Canid kills more Sheep near Soda Springs, Idaho

12-3-99


The canid that has killed about 30 sheep north of Soda Springs, Idaho killed three more sheep on Thanksgiving Day.  The wolf-like animal has proven hard for federal shooters to track down.  Oddly, this animal which is said to look like a wolf, and might be a wolf, is traveling with a large white dog -- perhaps a Great Pyrenees.

Craig Maycock, U.S. Wildlife Services regional chief was quoted in an AP article yesterday that such a relationship between a dog and a wolf is "not unusual." Great Pyrenees are usually used as sheep guard dogs against predator attacks, and several Great Pyrenees have been attacked and killed by wolves in the Northern Rockies area. A better term might be such a relationship is "not unknown," because it clearly is unusual.  If it is a wolf, it is probably a wolf from Yellowstone, or an illegal release. The central Idaho wolves are separate from Eastern Idaho by the dry, treeless Snake River River Plain.  The most southerly Yellowstone area wolves are only about two days travel to SE Idaho where these incidents have occurred.

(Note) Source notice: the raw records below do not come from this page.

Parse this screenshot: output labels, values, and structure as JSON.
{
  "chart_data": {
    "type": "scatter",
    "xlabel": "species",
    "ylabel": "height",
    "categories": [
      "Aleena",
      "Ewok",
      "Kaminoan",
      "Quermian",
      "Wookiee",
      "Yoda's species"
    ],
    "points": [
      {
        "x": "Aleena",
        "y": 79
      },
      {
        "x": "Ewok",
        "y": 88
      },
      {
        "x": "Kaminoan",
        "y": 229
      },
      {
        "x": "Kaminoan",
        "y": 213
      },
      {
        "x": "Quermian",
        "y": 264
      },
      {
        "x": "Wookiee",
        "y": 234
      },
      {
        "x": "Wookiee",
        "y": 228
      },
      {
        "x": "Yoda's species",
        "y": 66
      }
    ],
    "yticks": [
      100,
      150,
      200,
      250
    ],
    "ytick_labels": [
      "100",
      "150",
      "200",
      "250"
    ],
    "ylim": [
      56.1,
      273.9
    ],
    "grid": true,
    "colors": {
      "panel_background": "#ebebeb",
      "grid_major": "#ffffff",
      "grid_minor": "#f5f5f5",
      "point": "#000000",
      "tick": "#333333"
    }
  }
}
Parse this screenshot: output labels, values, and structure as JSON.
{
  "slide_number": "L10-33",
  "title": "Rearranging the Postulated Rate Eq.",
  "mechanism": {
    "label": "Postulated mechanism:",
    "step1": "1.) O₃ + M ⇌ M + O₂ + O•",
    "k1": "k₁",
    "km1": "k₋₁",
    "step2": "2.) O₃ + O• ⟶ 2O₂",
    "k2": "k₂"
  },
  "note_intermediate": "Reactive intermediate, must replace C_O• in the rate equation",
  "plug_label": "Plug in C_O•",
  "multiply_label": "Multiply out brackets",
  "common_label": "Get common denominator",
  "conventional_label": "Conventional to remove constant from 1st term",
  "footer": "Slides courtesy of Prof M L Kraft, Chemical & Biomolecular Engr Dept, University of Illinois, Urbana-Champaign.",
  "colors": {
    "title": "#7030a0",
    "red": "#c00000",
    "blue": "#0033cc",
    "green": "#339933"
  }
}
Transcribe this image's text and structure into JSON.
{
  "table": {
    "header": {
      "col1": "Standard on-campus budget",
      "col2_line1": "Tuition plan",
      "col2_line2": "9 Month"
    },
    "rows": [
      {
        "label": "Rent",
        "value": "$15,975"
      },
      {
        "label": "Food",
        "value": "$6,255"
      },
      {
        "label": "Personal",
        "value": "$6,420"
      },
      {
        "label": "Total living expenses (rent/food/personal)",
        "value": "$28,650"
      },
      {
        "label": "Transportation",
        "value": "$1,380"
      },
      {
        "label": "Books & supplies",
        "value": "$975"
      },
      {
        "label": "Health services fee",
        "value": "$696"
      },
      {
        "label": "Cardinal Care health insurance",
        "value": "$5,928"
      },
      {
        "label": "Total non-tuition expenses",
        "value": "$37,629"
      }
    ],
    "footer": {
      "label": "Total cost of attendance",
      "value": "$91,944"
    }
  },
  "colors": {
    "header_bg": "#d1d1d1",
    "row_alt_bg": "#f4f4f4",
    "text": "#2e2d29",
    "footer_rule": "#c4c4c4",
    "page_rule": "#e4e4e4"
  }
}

The presence of this animal, about 80 miles north of the Utah border, has sparked discussion what to do if a wolf migrates to Utah. . . so much so that my niece tells me it is debated in her northern Utah middle school.

It is doubtful that the U.S. Fish and Wildfire Service would go retrieve another wolf that migrates out of Idaho as it did with the "Blue Mountain Wolf," B45F, the central Idaho wolf that migrated to Oregon. Recapture of this wolf cost a great deal of time and money.

I understand B45 is doing well back in west central Idaho, and may have found a mate.